Hello Readers! Summer has finally arrived in the Northland and has brought at least four and a half inches of rain in the past week. Our dock is underwater and there are fish swimming in the grass. Yes, in the grass. Fortunately for me, the arrival of summer also signals the arrival of one of my favorite vegetables – Rhubarb! (yes, rhubarb is a vegetable).
Now, for those of you who grew up with rhubarb, you know that pies – strawberry rhubarb, raspberry rhubarb, blueberry rhubarb, any berry, really – are popular. Now, I like pie, but most of the time, there is too much crust. I prefer making crisps – lots of fruity/vegetable goodness with a crunchy topping. And you know what the best part is? Having it for breakfast! So, having an abundance of rhubarb, I set out to make a crisp. I also had some frozen cranberries sitting around (cranberries – my fall weakness!), so I decided to combine the two. What resulted was wonderful, tangy Rhubarb Cranberry Crisp. Let’s see how it’s done, shall we?

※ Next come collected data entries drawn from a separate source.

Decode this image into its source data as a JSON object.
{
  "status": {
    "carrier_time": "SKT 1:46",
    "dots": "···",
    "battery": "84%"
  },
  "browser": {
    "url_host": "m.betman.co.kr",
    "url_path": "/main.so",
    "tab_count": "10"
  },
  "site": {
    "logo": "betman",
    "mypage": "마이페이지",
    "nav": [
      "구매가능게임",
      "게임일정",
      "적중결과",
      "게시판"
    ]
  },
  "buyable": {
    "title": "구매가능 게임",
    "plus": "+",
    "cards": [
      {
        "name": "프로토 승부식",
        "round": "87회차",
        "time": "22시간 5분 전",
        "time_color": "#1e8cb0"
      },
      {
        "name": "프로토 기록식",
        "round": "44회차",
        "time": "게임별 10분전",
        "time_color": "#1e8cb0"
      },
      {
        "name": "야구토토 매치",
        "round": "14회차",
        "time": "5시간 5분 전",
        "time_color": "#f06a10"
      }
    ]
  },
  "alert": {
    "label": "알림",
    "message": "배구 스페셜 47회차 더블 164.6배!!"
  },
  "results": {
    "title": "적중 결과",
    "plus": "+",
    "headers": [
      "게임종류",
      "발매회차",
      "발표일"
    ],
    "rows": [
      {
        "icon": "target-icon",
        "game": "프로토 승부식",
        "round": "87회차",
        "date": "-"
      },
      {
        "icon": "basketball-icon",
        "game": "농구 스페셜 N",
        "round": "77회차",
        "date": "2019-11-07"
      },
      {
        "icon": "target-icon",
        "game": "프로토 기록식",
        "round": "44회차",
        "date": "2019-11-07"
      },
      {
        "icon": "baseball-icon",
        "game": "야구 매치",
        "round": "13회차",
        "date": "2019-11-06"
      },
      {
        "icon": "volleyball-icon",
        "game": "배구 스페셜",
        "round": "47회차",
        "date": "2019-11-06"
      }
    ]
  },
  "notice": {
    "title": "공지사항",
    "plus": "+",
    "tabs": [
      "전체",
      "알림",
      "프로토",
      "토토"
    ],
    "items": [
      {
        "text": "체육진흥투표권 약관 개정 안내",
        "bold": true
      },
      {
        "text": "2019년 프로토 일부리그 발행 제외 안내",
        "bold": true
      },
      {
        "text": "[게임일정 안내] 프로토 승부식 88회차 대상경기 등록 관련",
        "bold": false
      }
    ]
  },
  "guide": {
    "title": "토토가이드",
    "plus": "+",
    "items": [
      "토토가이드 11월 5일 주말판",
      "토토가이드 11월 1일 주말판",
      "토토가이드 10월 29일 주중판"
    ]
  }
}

First, make the filling. Chop up your rhubarb into bite sized chunks. They don’t have to be entirely even, just enough so you can get several chunks in every bite of the crisp.
Toss the rhubarb, cranberries, sugar, and cinnamon.
Stir in ¼ cup of flour and pour into your baking dish. I used an 11X7” glass baking dish, but you could also use a 9X9” pan. Don’t grease the pan.
Now we can move onto the topping. Stir together ¾ cup of flour, the oats, and the brown sugar, and then cut the butter in. I used a pastry blender, but you could use a pair of forks or your fingers if you need to. Aim for pea sized lumps.
Pour your topping over the filling and spread evenly.
Bake for 35 minutes at 350°F and enjoy!
Rhubarb Cranberry Crisp For the Filling: 4 c Rhubarb, chopped into bite sized pieces 1c Cranberries 1 ¼ c Sugar 1 tsp Cinnamon ¼ c All Purpose Flour For the Topping: ¾ c All Purpose Flour 3/8 c Oats ¾ c Brown Sugar 6 Tbsp Butter Procedure:
- Preheat oven to 350°F.
- In a large mixing bowl, toss together rhubarb, cranberries, cinnamon, and sugar.
- Stir in ¼ c flour.
- Pour filling into an ungreased 9X9” or 11X7” baking dish. Set aside.
- In another large mixing bowl, stir together ¾ c flour, oats, and brown sugar. Cut in butter with a pair of forks or a pastry blender until the mixture is in pea sized lumps.
- Spread topping evenly across the top of the filling.
- Bake for 35 minutes or until topping is browned and filling is bubbling.